An excellent point.  One of the huge advantages FOSS has over Microsoft and
other proprietary products is the license.  It's hard to even fit in one's
brain the idea of Microsoft giving away a perpetual free license to use
Microsoft Office, to give copies to all your friends and relatives, and for
them to be able to use it and distribute it the same way.  We take it for
granted.  To people used to proprietary software this seems like illegal
copying, but to us its a way of life.

I agree with Steve Walsh: that some of these people are going to pop out the
other end thinking they've got a chance in the world of Business IT, and be
sadly disappointed when they find their lack of real-world experience lets
them down.  But let's not kid ourselves - the market for Microsoft technical
support is huge, and they're always wanting juniors.  To me Microsoft is
simply wanting to distract more people away from the cool toys - Arduinos,
Raspberry Pis, Android phones, etc. - when they're starting to make a
decision about what technology they'll invest their time in.

*shrugs*  My brother did Cisco training as part of his degree.  That doesn't
seem to have locked him into only working on Cisco equipment.  Learning
Modula II (or Eiffel, COBOL, Haskell, Intel 8086 Assembler and C) didn't
lock me into using them in my work.  Up until 2004 I used Microsoft Windows
at home and worked on Solaris at work - having used some form of Unix at Uni
was more value there.  People take different paths, and learn many things.

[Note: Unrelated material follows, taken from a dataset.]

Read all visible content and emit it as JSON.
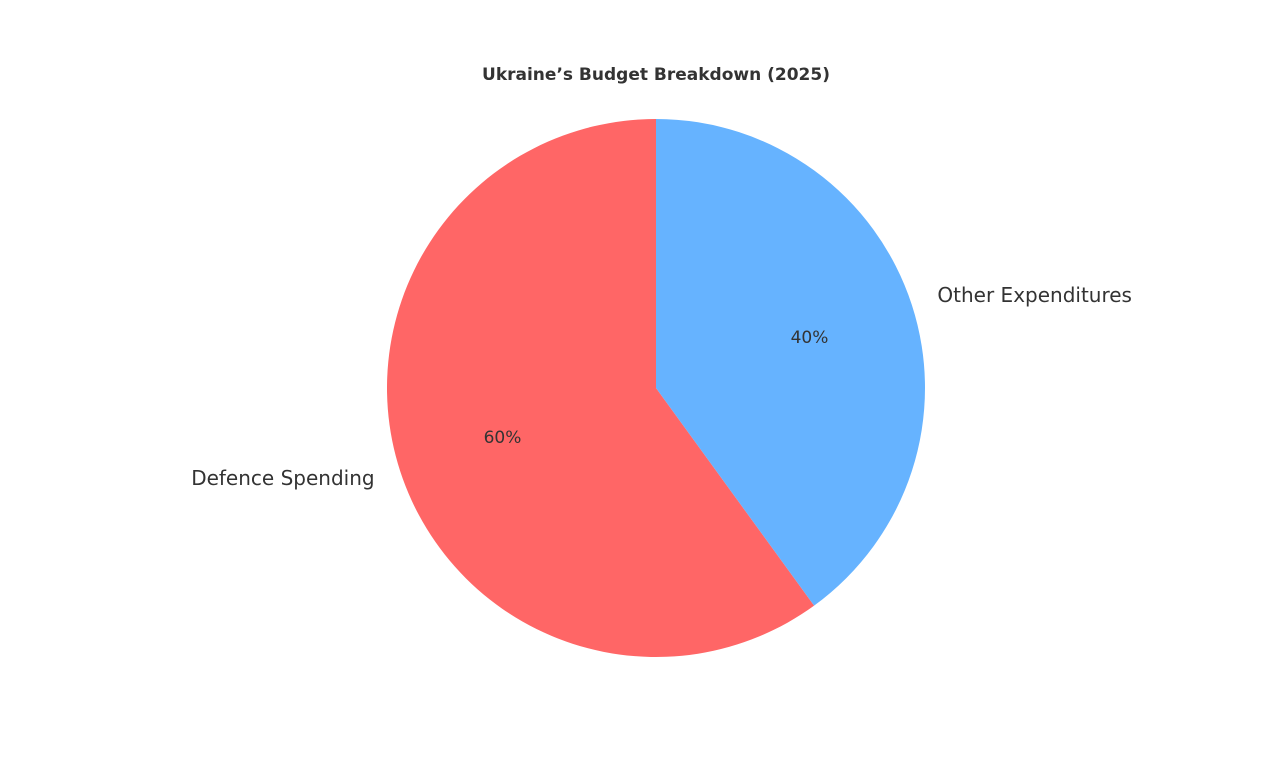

But in my opinion Microsoft should be footing the bill here.  The Education
department shouldn't be paying Microsoft to run courses that promote its own
materials.  (And I also agree that private schools that can afford to
advertise shouldn't get any government funding, but that's beside this
particular point).

After all, we're giving away our software for free.  It already does
everything their expensive proprietary software does and a thousand things
more.  Until Microsoft gives their software away for free and lets everyone
copy it for free, they don't compare to FOSS for the good done to society.

Have fun,

Paul

P.S. It still amazes me that Microsoft charges for Windows.  I mean, why not
just give it away for free?  It's the perfect lock in to using the Microsoft
Store, Microsoft Office, Microsoft whatever and all the programs that rely
on it.  It must cost them a non-trivial sum to run the licensing programme.
 And if they gave it away for free, one of the chief advantages of FOSS
(free as in beer) is gone.  It might reduce the price of computers too, but
mostly that's a non-issue IMO.  I can only assume it's a combination of
pride and blind faith in the proprietary software religion that keeps them
insulting people by charging money for it.